Kudos to Charles Witek for expressing what makes striped bass so special and why those of us who get it have to take action to protect them from those who don’t.
Anyone who fishes the northeast coast knows that striped bass are special.
Striped bass have an aura that sets them apart from the pack. They inhabit every type of inshore waters, from the high surf to deep-water ledges to tidal rivers yet, at times, can be nearly impossible to find. They’ll eat everything from sand fleas to weakfish, but sometimes turn up their nose at our lures at the same time that seem to be blitzing on every fish in the sea. They force us to fish at hours when other people sleep, in weather that keeps sane folks indoors, if we want to earn any real and consistent success along the striper coast.
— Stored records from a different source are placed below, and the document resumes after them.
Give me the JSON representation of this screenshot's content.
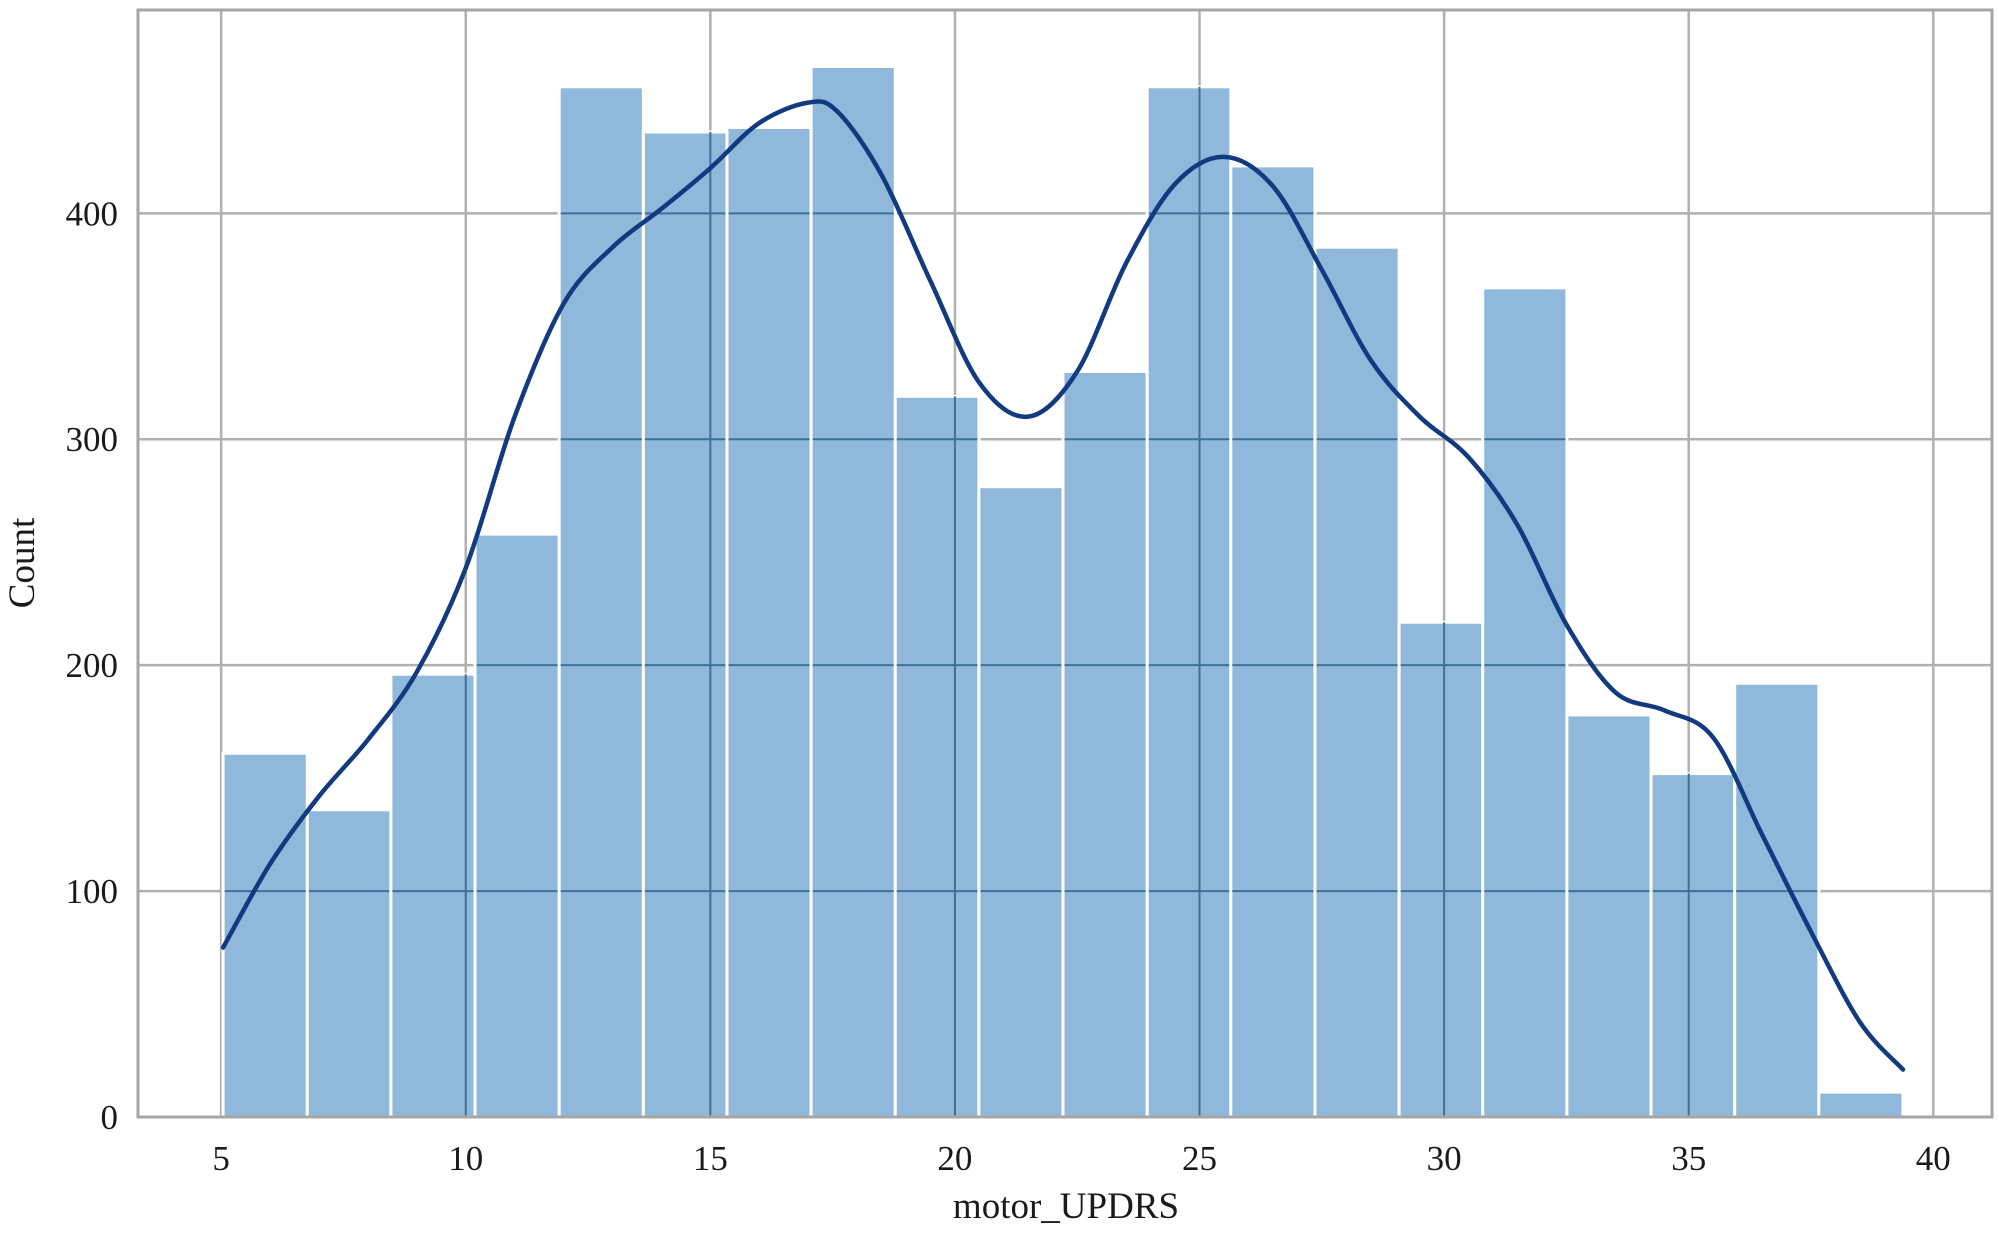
{
  "chart_data": {
    "type": "bar",
    "subtype": "histogram-with-kde",
    "title": "",
    "xlabel": "motor_UPDRS",
    "ylabel": "Count",
    "xlim": [
      3.3,
      41.2
    ],
    "ylim": [
      0,
      490
    ],
    "xticks": [
      5,
      10,
      15,
      20,
      25,
      30,
      35,
      40
    ],
    "yticks": [
      0,
      100,
      200,
      300,
      400
    ],
    "grid": true,
    "bins": [
      {
        "x0": 5.04,
        "x1": 6.76,
        "count": 161
      },
      {
        "x0": 6.76,
        "x1": 8.47,
        "count": 136
      },
      {
        "x0": 8.47,
        "x1": 10.19,
        "count": 196
      },
      {
        "x0": 10.19,
        "x1": 11.91,
        "count": 258
      },
      {
        "x0": 11.91,
        "x1": 13.63,
        "count": 456
      },
      {
        "x0": 13.63,
        "x1": 15.34,
        "count": 436
      },
      {
        "x0": 15.34,
        "x1": 17.06,
        "count": 438
      },
      {
        "x0": 17.06,
        "x1": 18.78,
        "count": 465
      },
      {
        "x0": 18.78,
        "x1": 20.49,
        "count": 319
      },
      {
        "x0": 20.49,
        "x1": 22.21,
        "count": 279
      },
      {
        "x0": 22.21,
        "x1": 23.93,
        "count": 330
      },
      {
        "x0": 23.93,
        "x1": 25.64,
        "count": 456
      },
      {
        "x0": 25.64,
        "x1": 27.36,
        "count": 421
      },
      {
        "x0": 27.36,
        "x1": 29.08,
        "count": 385
      },
      {
        "x0": 29.08,
        "x1": 30.79,
        "count": 219
      },
      {
        "x0": 30.79,
        "x1": 32.51,
        "count": 367
      },
      {
        "x0": 32.51,
        "x1": 34.23,
        "count": 178
      },
      {
        "x0": 34.23,
        "x1": 35.94,
        "count": 152
      },
      {
        "x0": 35.94,
        "x1": 37.66,
        "count": 192
      },
      {
        "x0": 37.66,
        "x1": 39.38,
        "count": 11
      }
    ],
    "kde": {
      "x": [
        5.04,
        6.0,
        7.0,
        8.0,
        9.0,
        10.0,
        11.0,
        12.0,
        13.0,
        14.0,
        15.0,
        16.0,
        17.0,
        17.6,
        18.5,
        19.5,
        20.5,
        21.5,
        22.5,
        23.5,
        24.5,
        25.5,
        26.5,
        27.5,
        28.5,
        29.5,
        30.5,
        31.5,
        32.5,
        33.5,
        34.5,
        35.5,
        36.5,
        37.5,
        38.5,
        39.38
      ],
      "y": [
        75,
        112,
        142,
        167,
        197,
        243,
        310,
        360,
        385,
        402,
        420,
        440,
        449,
        445,
        417,
        370,
        325,
        310,
        330,
        378,
        413,
        425,
        412,
        375,
        335,
        310,
        292,
        262,
        218,
        188,
        180,
        168,
        125,
        82,
        42,
        21
      ]
    },
    "colors": {
      "bar_fill": "#8fb8db",
      "bar_edge": "#ffffff",
      "kde_line": "#123a80",
      "grid": "#b0b0b0",
      "axes": "#a6a6a6"
    }
  }
}
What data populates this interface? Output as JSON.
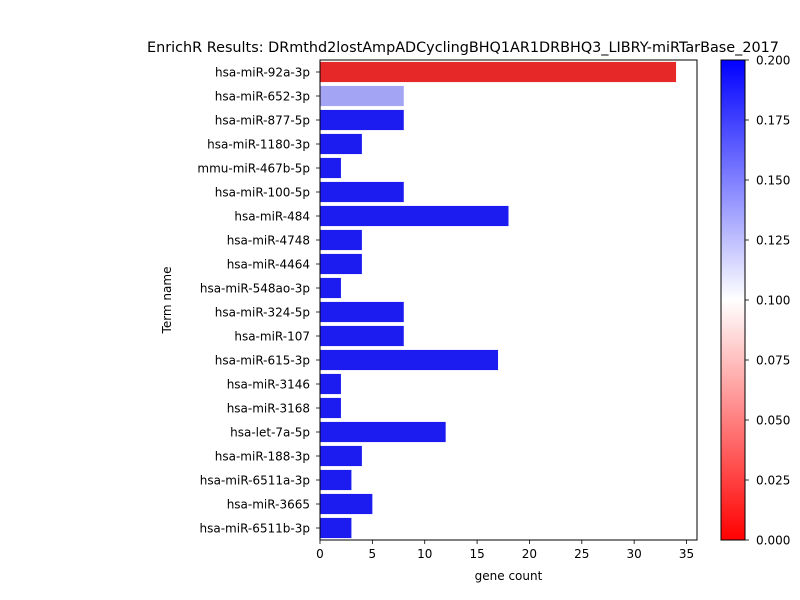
{
  "chart_data": {
    "type": "bar",
    "orientation": "horizontal",
    "title": "EnrichR Results: DRmthd2lostAmpADCyclingBHQ1AR1DRBHQ3_LIBRY-miRTarBase_2017",
    "xlabel": "gene count",
    "ylabel": "Term name",
    "xlim": [
      0,
      36
    ],
    "xticks": [
      0,
      5,
      10,
      15,
      20,
      25,
      30,
      35
    ],
    "grid": false,
    "categories": [
      "hsa-miR-92a-3p",
      "hsa-miR-652-3p",
      "hsa-miR-877-5p",
      "hsa-miR-1180-3p",
      "mmu-miR-467b-5p",
      "hsa-miR-100-5p",
      "hsa-miR-484",
      "hsa-miR-4748",
      "hsa-miR-4464",
      "hsa-miR-548ao-3p",
      "hsa-miR-324-5p",
      "hsa-miR-107",
      "hsa-miR-615-3p",
      "hsa-miR-3146",
      "hsa-miR-3168",
      "hsa-let-7a-5p",
      "hsa-miR-188-3p",
      "hsa-miR-6511a-3p",
      "hsa-miR-3665",
      "hsa-miR-6511b-3p"
    ],
    "values": [
      34,
      8,
      8,
      4,
      2,
      8,
      18,
      4,
      4,
      2,
      8,
      8,
      17,
      2,
      2,
      12,
      4,
      3,
      5,
      3
    ],
    "bar_colors": [
      "#e62828",
      "#a4a4f4",
      "#1c1cf0",
      "#1c1cf0",
      "#1c1cf0",
      "#1c1cf0",
      "#1c1cf0",
      "#1c1cf0",
      "#1c1cf0",
      "#1c1cf0",
      "#1c1cf0",
      "#1c1cf0",
      "#1c1cf0",
      "#1c1cf0",
      "#1c1cf0",
      "#1c1cf0",
      "#1c1cf0",
      "#1c1cf0",
      "#1c1cf0",
      "#1c1cf0"
    ],
    "colorbar": {
      "range": [
        0.0,
        0.2
      ],
      "ticks": [
        "0.000",
        "0.025",
        "0.050",
        "0.075",
        "0.100",
        "0.125",
        "0.150",
        "0.175",
        "0.200"
      ],
      "colors": [
        "#ff0000",
        "#ffffff",
        "#0000ff"
      ]
    }
  }
}
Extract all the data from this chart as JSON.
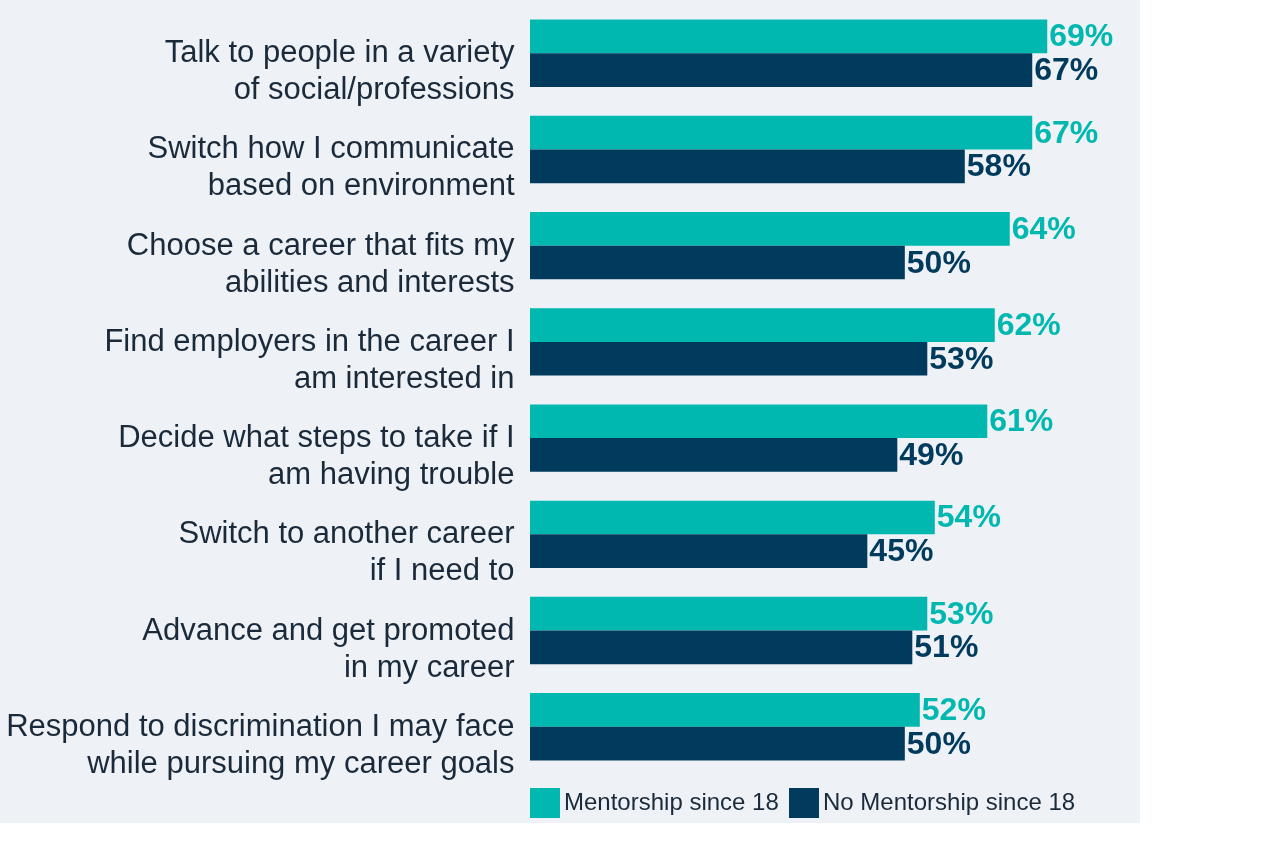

For many anglers, they have achieved a sort of heroic status, a status that was only enhanced when, like the heroes of myth, they had their own symbolic descent into Hell in the late 1970s, when the stock collapsed and some people questioned whether it would ever rebound again. But thanks to strict management measures, they returned to our seas in abundance, giving some fishermen a new understanding about why conservation is vital not only for the good for the bass, but for themselves.
Some people get that, some people don’t.
LINK (via: One Angler’s Voyage)
Interesting site.
Fantastic piece and so true. Witek nailed it. Thanks for posting.